Anonymous 0 Comments

(firstly sorry about your husband)

1) The heart pushes blood all around the body and sucks it back again.

2) Blood is made up of fluid (plasma) with the blood cells in it making it look red.

3) Heart ‘failure’ is like an engine running on only 2 cylinders so it’s less efficient at pumping it and sucking it back up.

4) So the blood (with fluid) sits around a bit longer (eg in the legs where it’s harder to suck it back from).

5) That stagnant fluid then leaks into the skin hence swelling legs. If it gets so bad it leaks into the lungs and hence interferes with breathing.

Anonymous 0 Comments

When the heart isn’t working well, it can’t pump blood around the body properly. This can cause fluid to build up in different parts of the body, like the lungs or the feet. This is called edema and it can cause swelling, shortness of breath, and other symptoms. There are different ways to treat edema, like taking medicine or making lifestyle changes, depending on what’s causing it.

Anonymous 0 Comments

The right side of the heart is a drain for fluid from the body. It takes fluid from the body as its input, and then pumps this fluid to the lungs as its output.

The left side of the heart is a drain for fluid from the lungs. It takes fluid from the lungs as its input, and then pumps this fluid to the body as its output.

What happens if you clog a drain? The fluid gets backed up.

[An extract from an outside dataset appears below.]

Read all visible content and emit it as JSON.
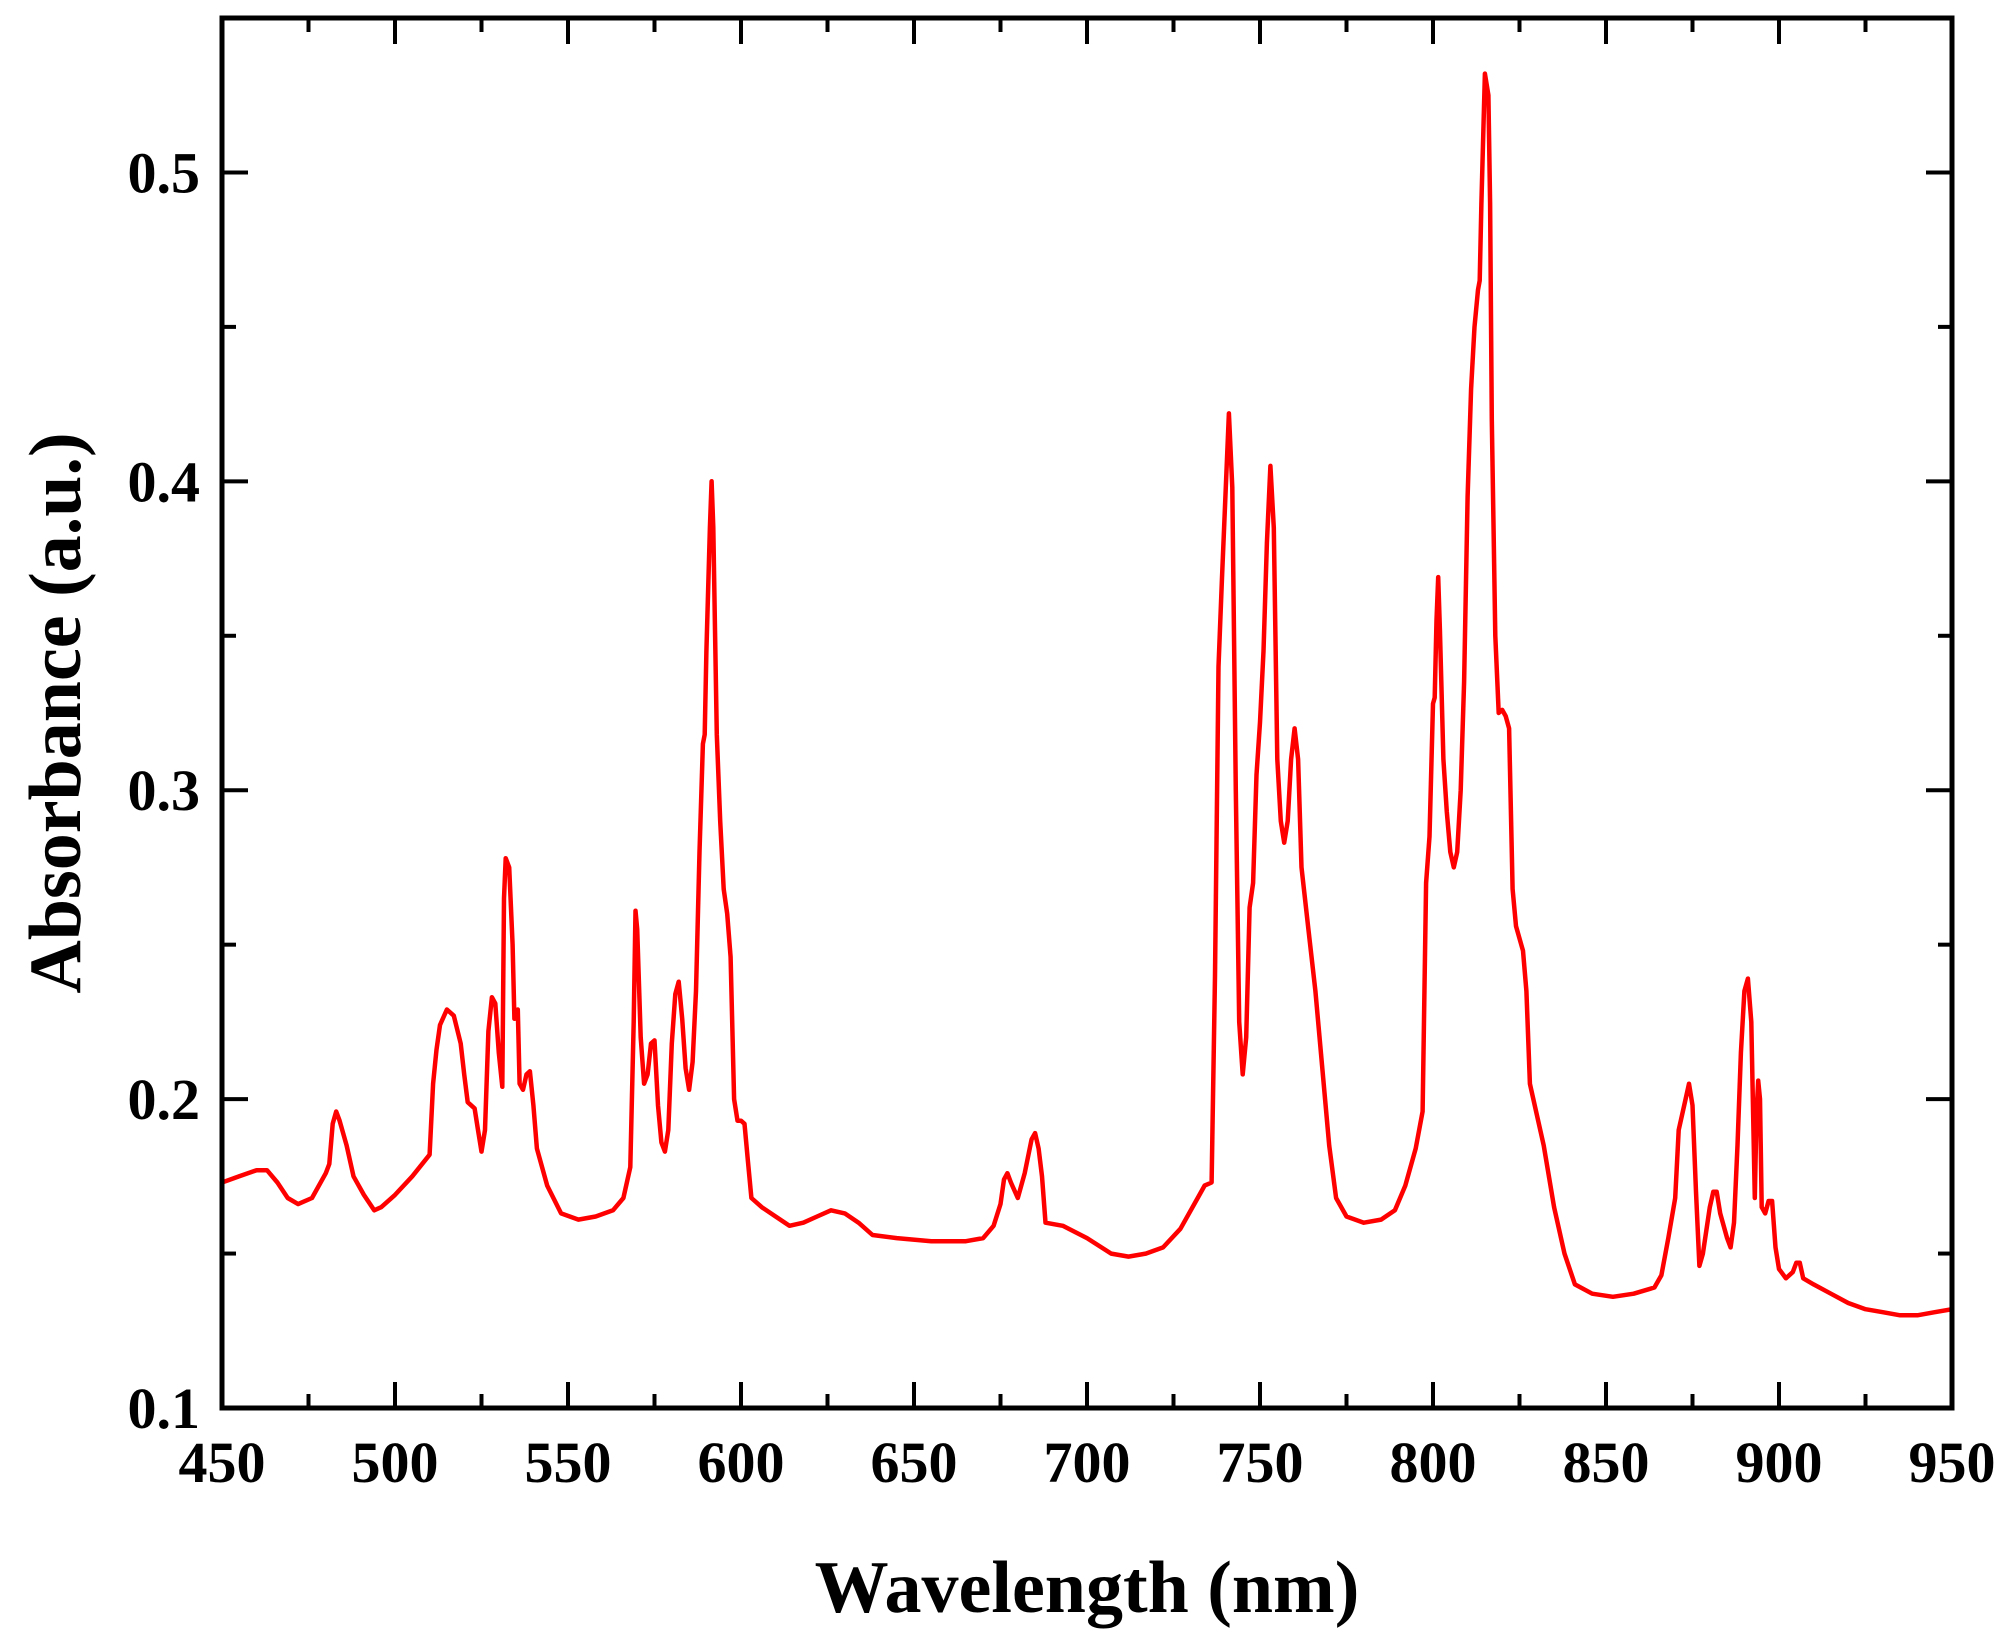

In right-sided heart failure, fluid gets backed up in the body. This causes swelling of the legs, ankles, feet, or abdomen. Usually lower extremities are more affected than upper extremities because of gravity pulling fluid down.

In left-sided heart failure, fluid gets backed up in the lungs. This causes shortness of breath, coughing (often a productive cough with mucus/phlegm), and difficulty breathing when lying flat.

What is this fluid? The short answer is interstitial fluid. Most cells in the body are bathing in interstitial fluid all the time. This fluid is where cells get their nutrients and oxygen. This fluid is also where cells dump their wastes and carbon dioxide. All day long, this fluid circulates around cells to give them what they need and remove what they do not need. This fluid enters and exits the circulatory system by passing filters called capillaries.

The fluid build-up in heart failure is edema. It is called pulmonary edema when in the lungs, and peripheral edema when in the extremities. At a microscopic level, edema caused by heart failure is mostly interstitial fluid. It can build up in the lungs when it leaks out of microscopic capillaries in the lungs, since the drain is backed up.